Carl Norac en a entendu parler lorsqu’il a rencontré au Marché de la poésie de Paris le Néerlandais Tsead Bruinja qui écrit des poèmes pour des funérailles solitaires. Un collectif d’Anvers le fait aussi depuis plusieurs années pour ceux qui sont morts seuls et les poètes lisent leur texte lors de l’enterrement. « C’est notre profession de trouver les mots pour capter la douleur humaine. Mais cette fois l’expérience est plus intime » puisqu’il y a un lien avec la famille, estime Michaël Vandebril, le coordinateur de ce collectif.

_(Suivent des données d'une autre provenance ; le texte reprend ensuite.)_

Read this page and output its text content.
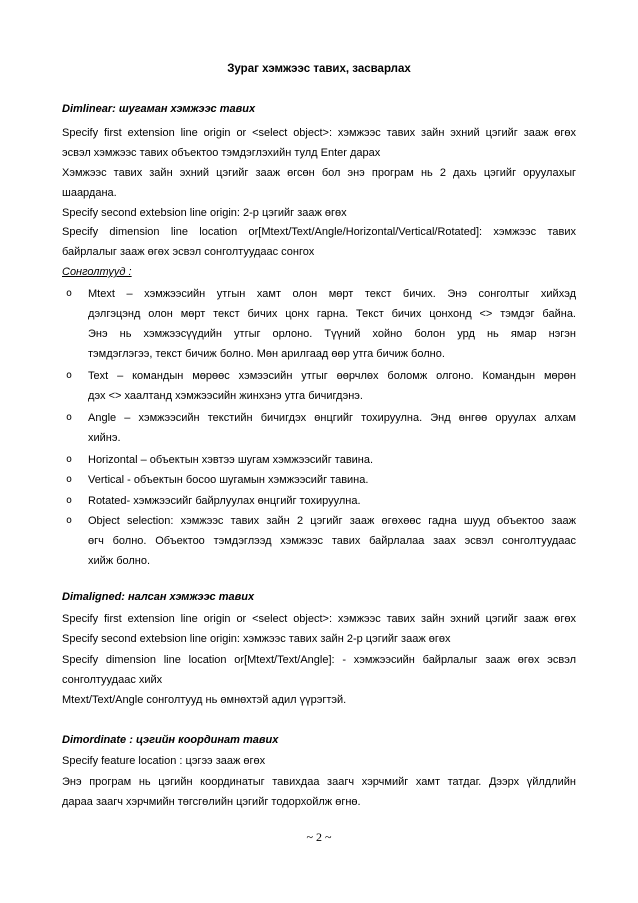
Зураг хэмжээс тавих, засварлах
Dimlinear: шугаман хэмжээс тавих
Specify first extension line origin or <select object>: хэмжээс тавих зайн эхний цэгийг зааж өгөх
эсвэл хэмжээс тавих объектоо тэмдэглэхийн тулд Enter дарах
Хэмжээс тавих зайн эхний цэгийг зааж өгсөн бол энэ програм нь 2 дахь цэгийг оруулахыг
шаардана.
Specify second extebsion line origin: 2-р цэгийг зааж өгөх
Specify dimension line location or[Mtext/Text/Angle/Horizontal/Vertical/Rotated]: хэмжээс тавих
байрлалыг зааж өгөх эсвэл сонголтуудаас сонгох
Сонголтууд :
o Mtext – хэмжээсийн утгын хамт олон мөрт текст бичих. Энэ сонголтыг хийхэд
дэлгэцэнд олон мөрт текст бичих цонх гарна. Текст бичих цонхонд <> тэмдэг байна.
Энэ нь хэмжээсүүдийн утгыг орлоно. Түүний хойно болон урд нь ямар нэгэн
тэмдэглэгээ, текст бичиж болно. Мөн арилгаад өөр утга бичиж болно.
o Text – командын мөрөөс хэмээсийн утгыг өөрчлөх боломж олгоно. Командын мөрөн
дэх <> хаалтанд хэмжээсийн жинхэнэ утга бичигдэнэ.
o Angle – хэмжээсийн текстийн бичигдэх өнцгийг тохируулна. Энд өнгөө оруулах алхам
хийнэ.
o Horizontal – объектын хэвтээ шугам хэмжээсийг тавина.
o Vertical - объектын босоо шугамын хэмжээсийг тавина.
o Rotated- хэмжээсийг байрлуулах өнцгийг тохируулна.
o Object selection: хэмжээс тавих зайн 2 цэгийг зааж өгөхөөс гадна шууд объектоо зааж
өгч болно. Объектоо тэмдэглээд хэмжээс тавих байрлалаа заах эсвэл сонголтуудаас
хийж болно.
Dimaligned: налсан хэмжээс тавих
Specify first extension line origin or <select object>: хэмжээс тавих зайн эхний цэгийг зааж өгөх
Specify second extebsion line origin: хэмжээс тавих зайн 2-р цэгийг зааж өгөх
Specify dimension line location or[Mtext/Text/Angle]: - хэмжээсийн байрлалыг зааж өгөх эсвэл
сонголтуудаас хийх
Mtext/Text/Angle сонголтууд нь өмнөхтэй адил үүрэгтэй.
Dimordinate : цэгийн координат тавих
Specify feature location : цэгээ зааж өгөх
Энэ програм нь цэгийн координатыг тавихдаа заагч хэрчмийг хамт татдаг. Дээрх үйлдлийн
дараа заагч хэрчмийн төгсгөлийн цэгийг тодорхойлж өгнө.
~ 2 ~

Elle se fait aussi dans l’urgence car les morts sont enterrés très vite. « Alors que les communautés en Belgique ont chacune leurs propres médias, elles se sont retrouvées ensemble pour la poésie », se félicite le coordinateur. « Le grand éditeur français d’origine belge Pierre Seghers disait que dans aucun autre pays, il n’y avait plus de poètes au km2 », rappelle Carl Norac dont le projet accueillera bientôt des poèmes dans d’autres langues, comme l’anglais, l’italien ou l’arabe.